There’s no rule that says you can’t issue a career retrospective after only four years—especially when it isn’t just your own past you’re looking back on. With his new compilation, 2019-2023, Dublin singer-songwriter Conor Furlong recaps his achievements not only as an artist in his own right, but as a curator of our shared musical memories.
The 22-song collection is a crash course in Furlong’s expert command of styles ranging from grunge-infused rock to spaced-out ambient pop. And its release is being heralded by a double-A-sided single that brings together two of the best examples of his ability to pay homage while honing a sound that’s uniquely his own. On one side is “Teenage Fantasies,” the first single from his 2021 album, Recurring Dream; on the other is “Alien,” the spotlight track to 2019’s Rapid Eye Movement. Both songs share a grand flair for heart-rending emotion, with Furlong’s reverberating voice floating soft syllables above arrangements dripping with lush yet unforced majesty.

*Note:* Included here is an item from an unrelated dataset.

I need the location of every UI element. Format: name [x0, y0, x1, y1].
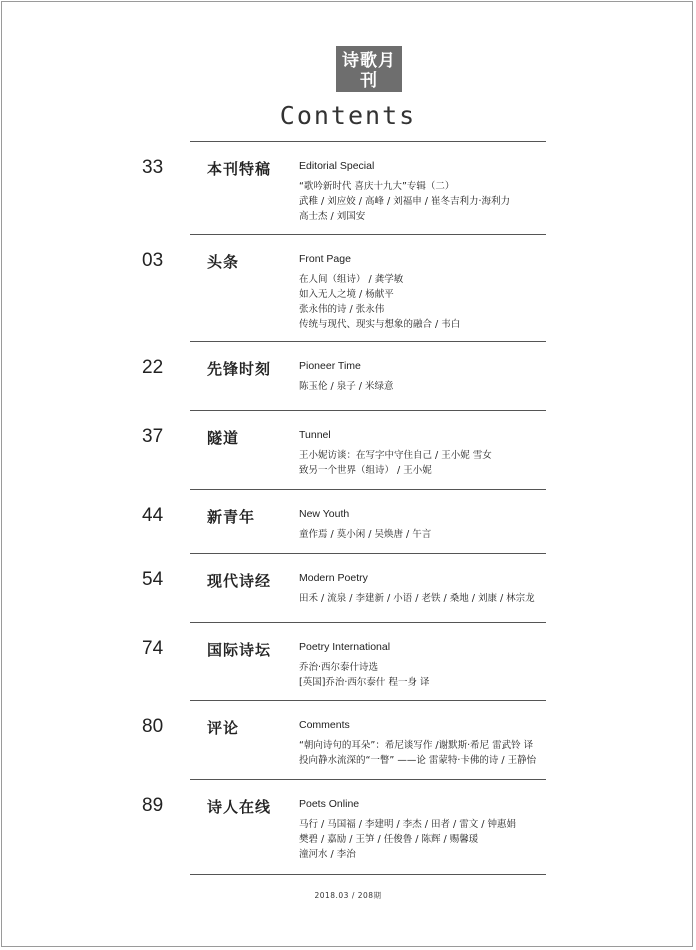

“Teenage Fantasies” is meant to evoke the spirit of 1991-1995, which Furlong calls “the last golden period of popular music.” Never let it end/ Put in it my veins, the song’s nostalgic refrain implores. Let me slip away/ In my fantasy. The accompanying video puts that yearning into fuller context, incorporating actual footage of American teenagers of the era hanging out and being themselves.
“I wanted to make something that felt uplifting but also long for a time that seems lost to the modern era of phones and the internet,” Furlong says. “If I did my job right, the video should make you simultaneously elated and wistful.”
“Alien” takes the wistfulness to an even greater level, pleading I can’t take it/ Say you love me do to summarize five minutes of achingly plaintive popcraft. Its own video matches that melancholy tone perfectly, with slow tracking shots taking us down empty streets covered by a light layer of snow.
A future single from 2019-2023 will be a re-release of Furlong’s fan anthem “We’re Listening to David Bowie.” He’s unabashed in his admiration for the Thin White Duke, along with other giants like The Beatles, Paul Simon and Phil Spector, and he isn’t afraid to hold his own work to their standard. Bernard Herrmann’s scores for classic Hitchcock films also fire his muse. But his influences aren’t solely musical: When he looks at the paintings of Monet, Miro, Dali, Hundertwasser and Van Gogh, he finds himself trying to come up with words and melodies to match the immortal images they left on the canvas.
And as he’s now found out, putting together a greatest-hits record is an art in and of itself. Instead of sequencing 2019-2023 chronologically, he’s had great fun ordering its tracks to be “somewhere between a studio double album and a concert set-list,” with spacier selections like The Stars brushing up against grunge-rockers like Can I Make You Realise? for maximum drama and variety.
“I initially designed this compilation as a showcase for my music, but now, having spent time with it, it has taken on a deeper meaning for me,” Furlong reflects. “There is something very emotional in bringing together what you think is some of your best work over a period of time and presenting it to the world.”
To that, what else can be said but: Four more years!